Takip edenler arasında, büyürken bir yandan da yaklaşık 18 bin adetle en yüksek satış gerçekleştirmiş olan Opel Corsa ile yaklaşık %235'lik bir hacimsel büyüme yakalayan Chevrolet Aveo 2012 senesi Kazananlar Kulübü'nde yerlerini alarak alkışı hak ettiler.
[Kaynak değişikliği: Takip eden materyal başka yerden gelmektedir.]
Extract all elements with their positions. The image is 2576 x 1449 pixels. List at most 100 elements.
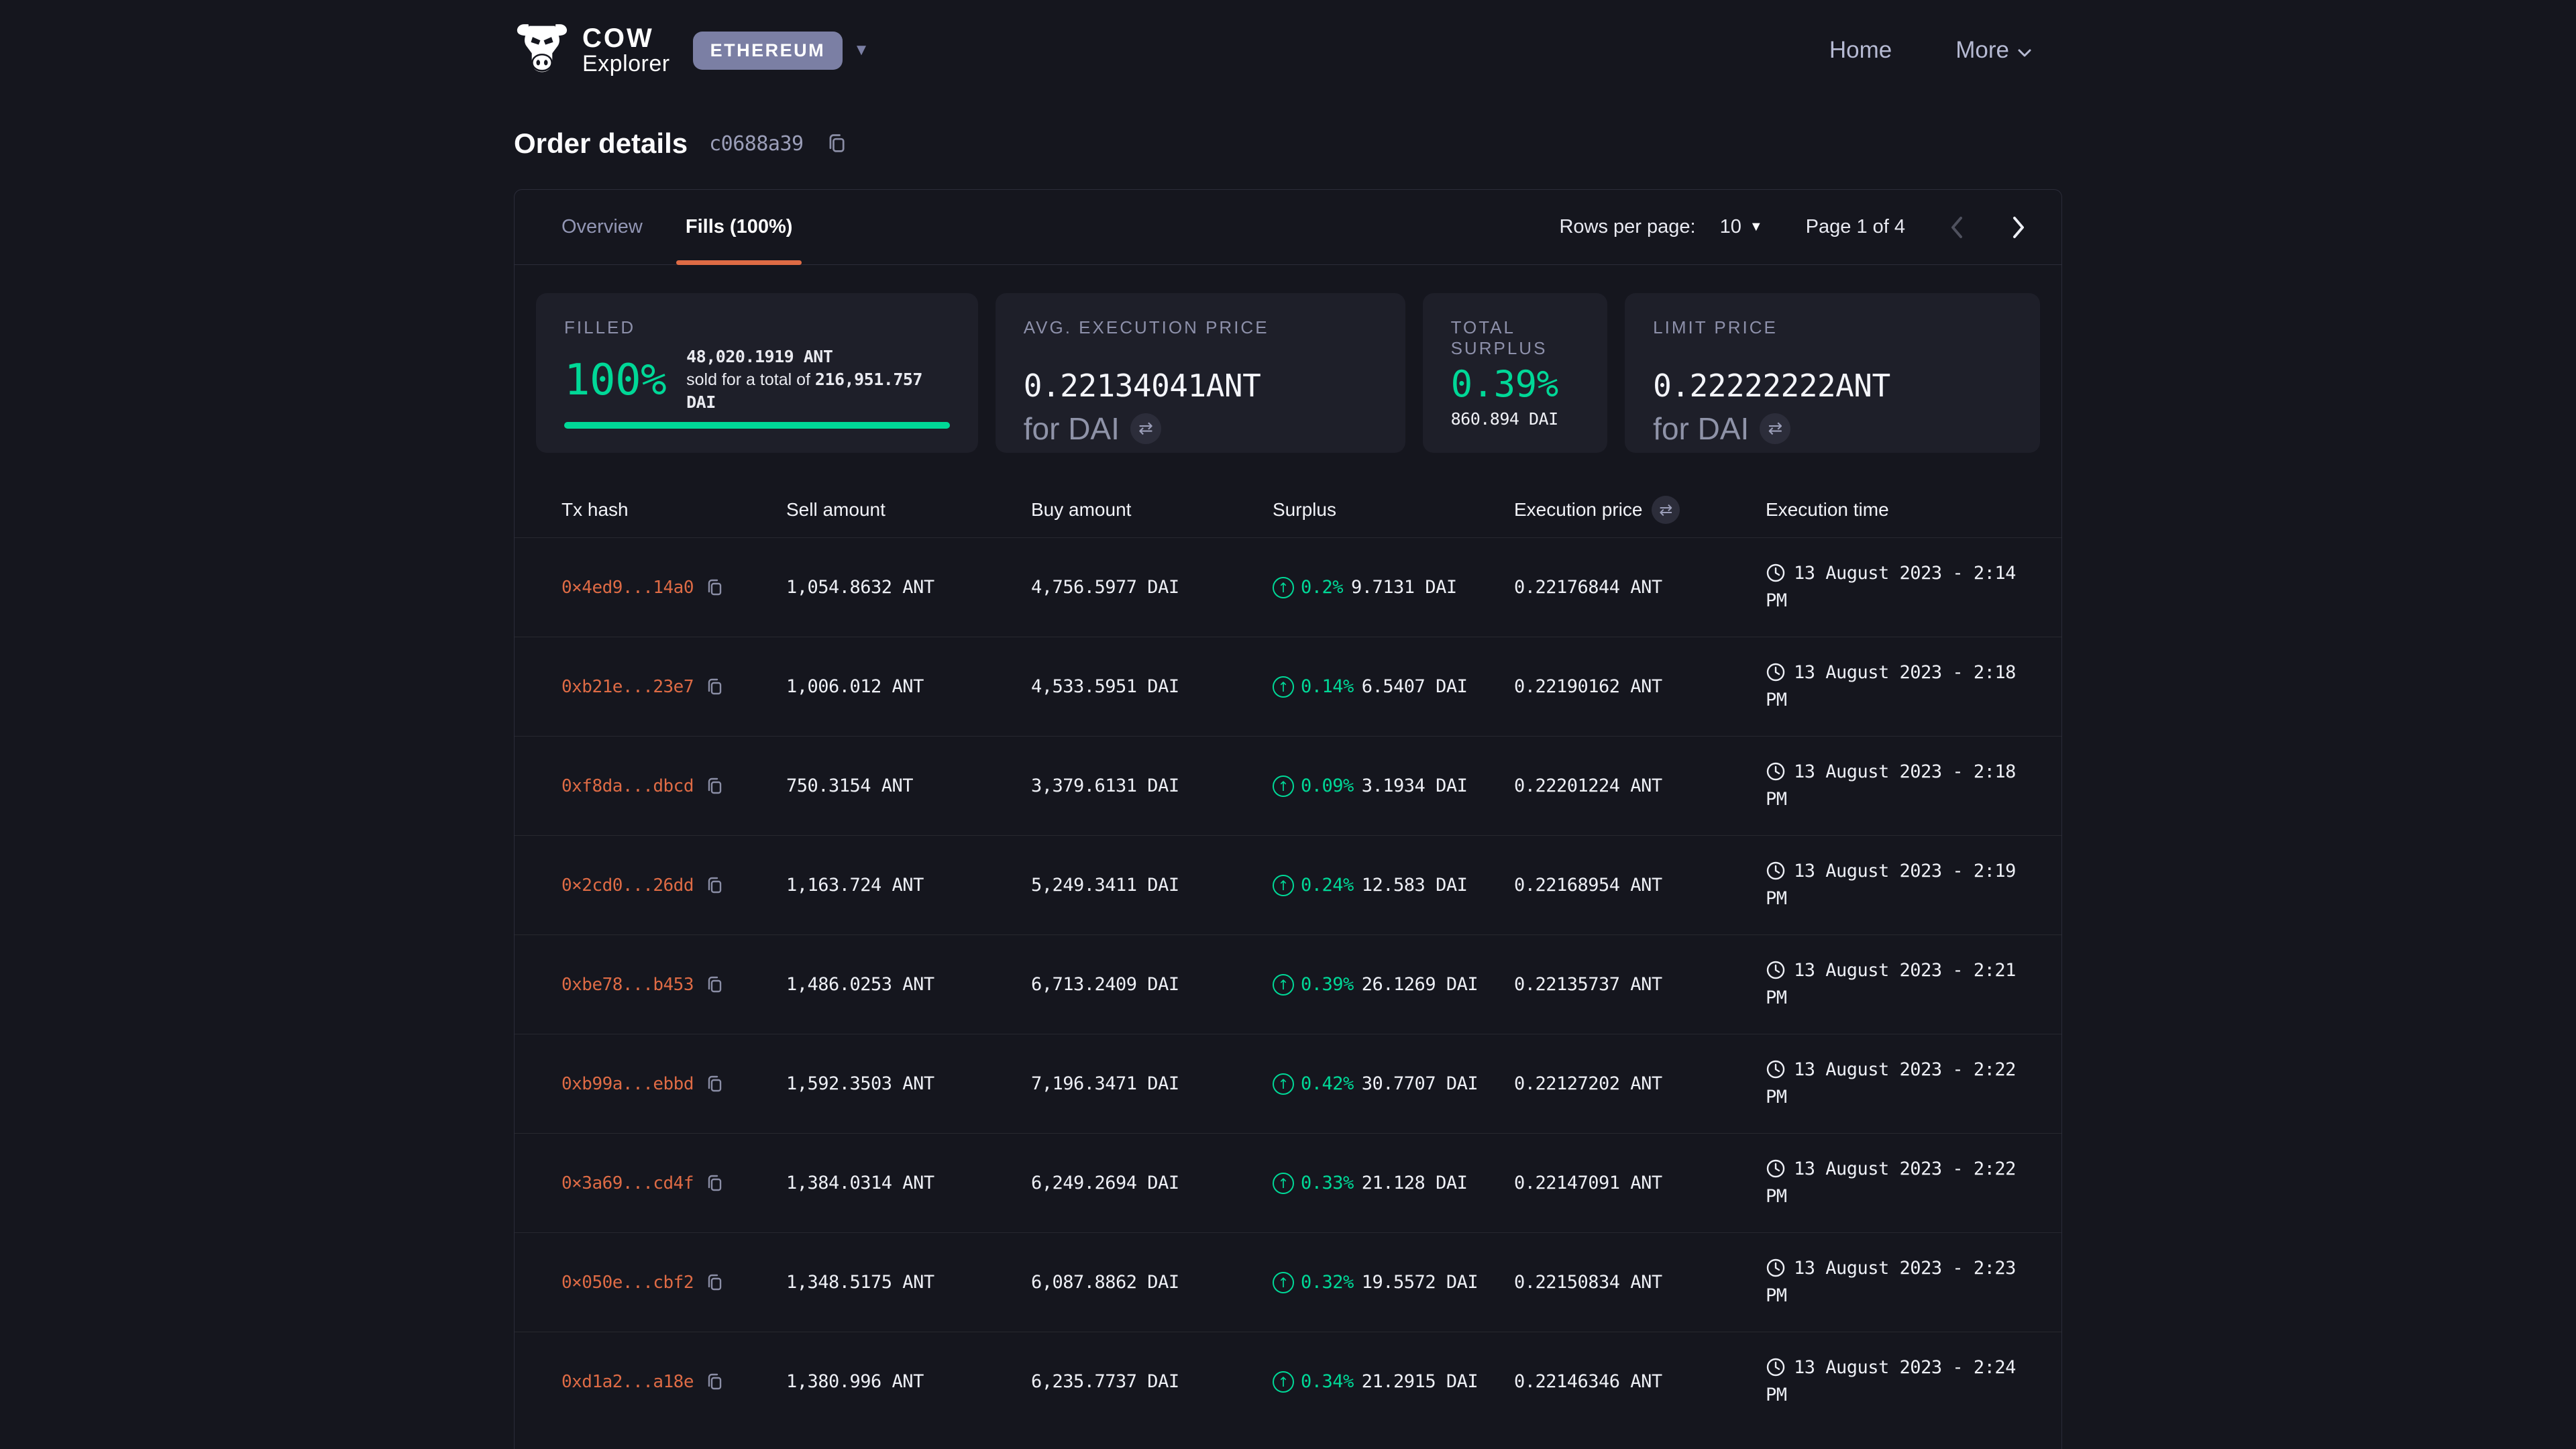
buy-amount-cell: 5,249.3411 DAI <box>1031 875 1273 896</box>
execution-price-cell: 0.22150834 ANT <box>1514 1272 1766 1293</box>
total-surplus-card: TOTAL SURPLUS 0.39% 860.894 DAI <box>1423 293 1608 453</box>
copy-tx-hash-button[interactable] <box>704 875 724 896</box>
execution-price-cell: 0.22168954 ANT <box>1514 875 1766 896</box>
tx-hash-link[interactable]: 0×3a69...cd4f <box>561 1173 694 1193</box>
surplus-percent: 0.33% <box>1301 1173 1354 1193</box>
copy-tx-hash-button[interactable] <box>704 1074 724 1094</box>
copy-tx-hash-button[interactable] <box>704 1273 724 1293</box>
fills-table-header: Tx hash Sell amount Buy amount Surplus E… <box>515 482 2061 537</box>
table-row: 0xb21e...23e7 1,006.012 ANT 4,533.5951 D… <box>515 637 2061 736</box>
table-row: 0×3a69...cd4f 1,384.0314 ANT 6,249.2694 … <box>515 1133 2061 1232</box>
avg-execution-price-value: 0.22134041ANT <box>1024 368 1377 404</box>
execution-price-cell: 0.22176844 ANT <box>1514 577 1766 598</box>
next-page-button[interactable] <box>2007 211 2031 244</box>
surplus-cell: ↑ 0.14% 6.5407 DAI <box>1273 676 1514 698</box>
surplus-cell: ↑ 0.34% 21.2915 DAI <box>1273 1371 1514 1393</box>
column-sell-amount: Sell amount <box>786 499 1031 521</box>
limit-price-unit: for DAI <box>1653 411 1749 447</box>
tx-hash-link[interactable]: 0×050e...cbf2 <box>561 1273 694 1293</box>
execution-time-text: 13 August 2023 - 2:14 PM <box>1766 563 2016 611</box>
sell-amount-cell: 1,006.012 ANT <box>786 676 1031 697</box>
copy-tx-hash-button[interactable] <box>704 776 724 796</box>
filled-percent: 100% <box>564 356 666 405</box>
copy-tx-hash-button[interactable] <box>704 578 724 598</box>
summary-cards: FILLED 100% 48,020.1919 ANT sold for a t… <box>536 293 2040 453</box>
invert-price-icon[interactable]: ⇄ <box>1760 413 1790 444</box>
network-dropdown-icon[interactable]: ▼ <box>853 41 869 60</box>
total-surplus-percent: 0.39% <box>1451 363 1580 405</box>
column-buy-amount: Buy amount <box>1031 499 1273 521</box>
execution-time-cell: 13 August 2023 - 2:22 PM <box>1766 1057 2041 1111</box>
surplus-cell: ↑ 0.32% 19.5572 DAI <box>1273 1272 1514 1293</box>
surplus-up-icon: ↑ <box>1273 1371 1294 1393</box>
copy-tx-hash-button[interactable] <box>704 975 724 995</box>
execution-price-cell: 0.22201224 ANT <box>1514 775 1766 796</box>
cow-head-icon <box>514 24 570 77</box>
page-title: Order details <box>514 127 688 160</box>
nav-home-link[interactable]: Home <box>1829 37 1892 64</box>
tx-hash-link[interactable]: 0xbe78...b453 <box>561 975 694 995</box>
surplus-up-icon: ↑ <box>1273 1073 1294 1095</box>
network-selector-badge[interactable]: ETHEREUM <box>693 32 843 70</box>
surplus-amount: 19.5572 DAI <box>1362 1272 1478 1293</box>
surplus-cell: ↑ 0.24% 12.583 DAI <box>1273 875 1514 896</box>
tab-overview[interactable]: Overview <box>561 190 643 264</box>
tab-bar: Overview Fills (100%) Rows per page: 10 … <box>515 190 2061 265</box>
execution-time-cell: 13 August 2023 - 2:19 PM <box>1766 858 2041 912</box>
rows-per-page-label: Rows per page: <box>1559 216 1695 238</box>
surplus-percent: 0.42% <box>1301 1073 1354 1094</box>
copy-tx-hash-button[interactable] <box>704 677 724 697</box>
surplus-amount: 3.1934 DAI <box>1362 775 1468 796</box>
filled-total-prefix: sold for a total of <box>686 370 815 389</box>
buy-amount-cell: 4,756.5977 DAI <box>1031 577 1273 598</box>
tx-hash-link[interactable]: 0xb21e...23e7 <box>561 677 694 697</box>
tx-hash-link[interactable]: 0×2cd0...26dd <box>561 875 694 896</box>
invert-price-icon[interactable]: ⇄ <box>1130 413 1161 444</box>
tab-fills[interactable]: Fills (100%) <box>686 190 793 264</box>
surplus-up-icon: ↑ <box>1273 1272 1294 1293</box>
avg-execution-price-label: AVG. EXECUTION PRICE <box>1024 317 1377 338</box>
page-status: Page 1 of 4 <box>1806 216 1905 238</box>
surplus-amount: 6.5407 DAI <box>1362 676 1468 697</box>
surplus-percent: 0.2% <box>1301 577 1343 598</box>
execution-price-cell: 0.22146346 ANT <box>1514 1371 1766 1392</box>
tx-hash-link[interactable]: 0xf8da...dbcd <box>561 776 694 796</box>
top-bar: COW Explorer ETHEREUM ▼ Home More <box>0 0 2576 101</box>
execution-time-cell: 13 August 2023 - 2:24 PM <box>1766 1354 2041 1409</box>
nav-more-menu[interactable]: More <box>1955 37 2032 64</box>
buy-amount-cell: 4,533.5951 DAI <box>1031 676 1273 697</box>
filled-label: FILLED <box>564 317 950 338</box>
execution-time-cell: 13 August 2023 - 2:23 PM <box>1766 1255 2041 1309</box>
chevron-down-icon <box>2017 37 2032 64</box>
filled-card: FILLED 100% 48,020.1919 ANT sold for a t… <box>536 293 978 453</box>
rows-per-page-select[interactable]: 10 ▼ <box>1720 216 1763 238</box>
invert-execution-price-icon[interactable]: ⇄ <box>1652 496 1680 524</box>
fills-table: Tx hash Sell amount Buy amount Surplus E… <box>515 482 2061 1431</box>
tx-hash-link[interactable]: 0×4ed9...14a0 <box>561 578 694 598</box>
surplus-percent: 0.34% <box>1301 1371 1354 1392</box>
cow-explorer-logo[interactable]: COW Explorer <box>514 24 670 77</box>
buy-amount-cell: 7,196.3471 DAI <box>1031 1073 1273 1094</box>
column-execution-price: Execution price ⇄ <box>1514 496 1766 524</box>
buy-amount-cell: 6,087.8862 DAI <box>1031 1272 1273 1293</box>
table-row: 0xb99a...ebbd 1,592.3503 ANT 7,196.3471 … <box>515 1034 2061 1133</box>
previous-page-button[interactable] <box>1944 211 1968 244</box>
sell-amount-cell: 1,380.996 ANT <box>786 1371 1031 1392</box>
surplus-amount: 9.7131 DAI <box>1351 577 1457 598</box>
column-execution-time: Execution time <box>1766 499 2035 521</box>
copy-tx-hash-button[interactable] <box>704 1173 724 1193</box>
tx-hash-link[interactable]: 0xd1a2...a18e <box>561 1372 694 1392</box>
clock-icon <box>1766 1059 1786 1079</box>
limit-price-card: LIMIT PRICE 0.22222222ANT for DAI ⇄ <box>1625 293 2040 453</box>
copy-order-id-button[interactable] <box>825 132 848 155</box>
surplus-amount: 12.583 DAI <box>1362 875 1468 896</box>
execution-time-cell: 13 August 2023 - 2:22 PM <box>1766 1156 2041 1210</box>
execution-price-cell: 0.22135737 ANT <box>1514 974 1766 995</box>
copy-tx-hash-button[interactable] <box>704 1372 724 1392</box>
filled-amount-sold: 48,020.1919 ANT <box>686 345 950 368</box>
clock-icon <box>1766 662 1786 682</box>
table-row: 0×2cd0...26dd 1,163.724 ANT 5,249.3411 D… <box>515 835 2061 934</box>
execution-time-text: 13 August 2023 - 2:21 PM <box>1766 960 2016 1008</box>
tx-hash-link[interactable]: 0xb99a...ebbd <box>561 1074 694 1094</box>
sell-amount-cell: 1,592.3503 ANT <box>786 1073 1031 1094</box>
2012 senesi Ocak-Şubat aylarında pazarda 50.266 adet otomobil satılırken, 2013'ün aynı döneminde sene yaklaşık %25 büyüme ile başlayarak 62.636 adet satış gerçekleşti. Renault 10.128 adet, en yakın takipçisi Volkswagen ise 9.500 adetlik satış gerçekleştirdiler. Sırasıyla; Volkswagen Jetta, Renault Clio ve Fluence 3'er bin adetin biraz üzerinde satışlarla en çok tercih edilen otomobil modelleri oldu bu ilk 2 ay toplamında. Mart ayı da beklentilerin üzerinde kapanacak gibi gözüküyor. Yılın ilk çeyreği sonuçlarıyla önümüzdeki ay tekrar burada olacağım. Henüz daha çok erken ama sinyaller olumlu, bu yıl Kazanan bir yıl olacak.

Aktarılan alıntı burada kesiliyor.